Like many of you the past few days have been spent reflecting on the past year and wondering what the new year will bring. I normally don't make resolutions, but I did last year. Eleven of them to be exact. I must say, I did pretty well on all of them. Let's reflect: I did accessorize more courtesy of the beautiful jewelry my mother-in-law makes for us girls. I tried to be a better friend, I certainly called in sick to work when I was actually sick and maybe a time or two where I wasn't really that sick. I definitely baked more and I certainly tried lots of new foods and recipes. I said "yes" to Isaac way too much. I didn't text and drive,
that much. I certainly exercised more this past year than I have in many years. In doing that I feel like I was honoring Liam which was number ten last year. Practicing better communication is still a work in progress so maybe we'll add that to this year's resolutions. There's lots that needs to be said. Perhaps I'll find the courage to say it. Time will tell.
I can't help but be a little sad as we welcome 2012. It makes me feel that much more distant from 2010 and Liam. Liam is still a very real part of our family, but 2012 means it's been nearly two years since I held him, smelled him, memorized him and gave him back. Life goes on and we have moved forward, but I so desperately want to hang on to Liam and bring him with us. My faiths tells me we will be together again one day.

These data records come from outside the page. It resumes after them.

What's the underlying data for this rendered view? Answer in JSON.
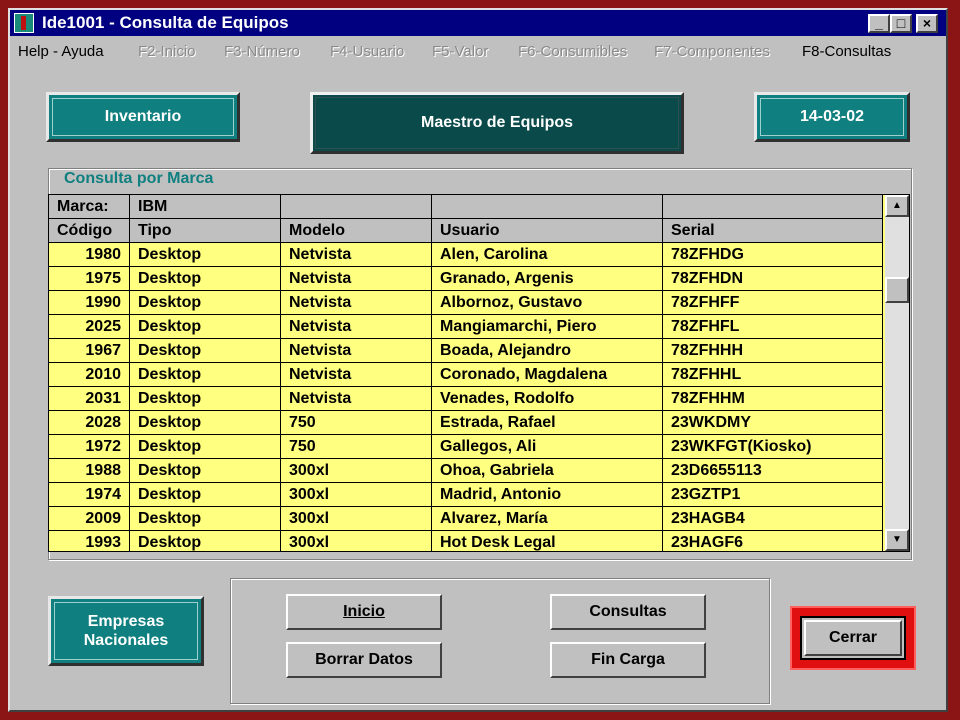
{
  "window": {
    "title": "Ide1001 - Consulta de Equipos",
    "controls": {
      "minimize": "_",
      "maximize": "□",
      "close": "×"
    }
  },
  "menu": [
    {
      "label": "Help - Ayuda",
      "enabled": true
    },
    {
      "label": "F2-Inicio",
      "enabled": false
    },
    {
      "label": "F3-Número",
      "enabled": false
    },
    {
      "label": "F4-Usuario",
      "enabled": false
    },
    {
      "label": "F5-Valor",
      "enabled": false
    },
    {
      "label": "F6-Consumibles",
      "enabled": false
    },
    {
      "label": "F7-Componentes",
      "enabled": false
    },
    {
      "label": "F8-Consultas",
      "enabled": true
    }
  ],
  "header": {
    "inventario": "Inventario",
    "maestro": "Maestro de Equipos",
    "fecha": "14-03-02"
  },
  "consulta": {
    "group_label": "Consulta por Marca",
    "marca_label": "Marca:",
    "marca_value": "IBM",
    "columns": [
      "Código",
      "Tipo",
      "Modelo",
      "Usuario",
      "Serial"
    ],
    "rows": [
      [
        "1980",
        "Desktop",
        "Netvista",
        "Alen, Carolina",
        "78ZFHDG"
      ],
      [
        "1975",
        "Desktop",
        "Netvista",
        "Granado, Argenis",
        "78ZFHDN"
      ],
      [
        "1990",
        "Desktop",
        "Netvista",
        "Albornoz, Gustavo",
        "78ZFHFF"
      ],
      [
        "2025",
        "Desktop",
        "Netvista",
        "Mangiamarchi, Piero",
        "78ZFHFL"
      ],
      [
        "1967",
        "Desktop",
        "Netvista",
        "Boada, Alejandro",
        "78ZFHHH"
      ],
      [
        "2010",
        "Desktop",
        "Netvista",
        "Coronado, Magdalena",
        "78ZFHHL"
      ],
      [
        "2031",
        "Desktop",
        "Netvista",
        "Venades, Rodolfo",
        "78ZFHHM"
      ],
      [
        "2028",
        "Desktop",
        "750",
        "Estrada, Rafael",
        "23WKDMY"
      ],
      [
        "1972",
        "Desktop",
        "750",
        "Gallegos, Ali",
        "23WKFGT(Kiosko)"
      ],
      [
        "1988",
        "Desktop",
        "300xl",
        "Ohoa, Gabriela",
        "23D6655113"
      ],
      [
        "1974",
        "Desktop",
        "300xl",
        "Madrid, Antonio",
        "23GZTP1"
      ],
      [
        "2009",
        "Desktop",
        "300xl",
        "Alvarez, María",
        "23HAGB4"
      ],
      [
        "1993",
        "Desktop",
        "300xl",
        "Hot Desk Legal",
        "23HAGF6"
      ]
    ]
  },
  "footer": {
    "empresa_line1": "Empresas",
    "empresa_line2": "Nacionales",
    "inicio": "Inicio",
    "consultas": "Consultas",
    "borrar": "Borrar Datos",
    "fin_carga": "Fin Carga",
    "cerrar": "Cerrar"
  },
  "colors": {
    "titlebar": "#000080",
    "teal": "#0f7f7f",
    "dark_teal": "#0a4a4a",
    "grid_bg": "#ffff80",
    "frame": "#8b1414",
    "cerrar_highlight": "#e01010"
  }
}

My faith is what helped me survive to 2012. My faith will keep me going still.
Isaac is getting older by the second and pretty soon he won't be my little baby anymore either. I couldn't help but get a little emotional today as we put Isaac's train table in the attic. It symbolized the passing of time and how he isn't our sweet little toddler anymore who loves Thomas more than anything. He's such a big boy and doesn't hesitate to let me know. My boys both melt my heart and I just want to bottle every moment I have/had with them.
So in 2012, I resolve to enjoy the moments I have with my family. Life is short and it goes by fast. Tomorrow will come and I don't want to feel sad that I didn't enjoy yesterday to the fullest. Happy New Year!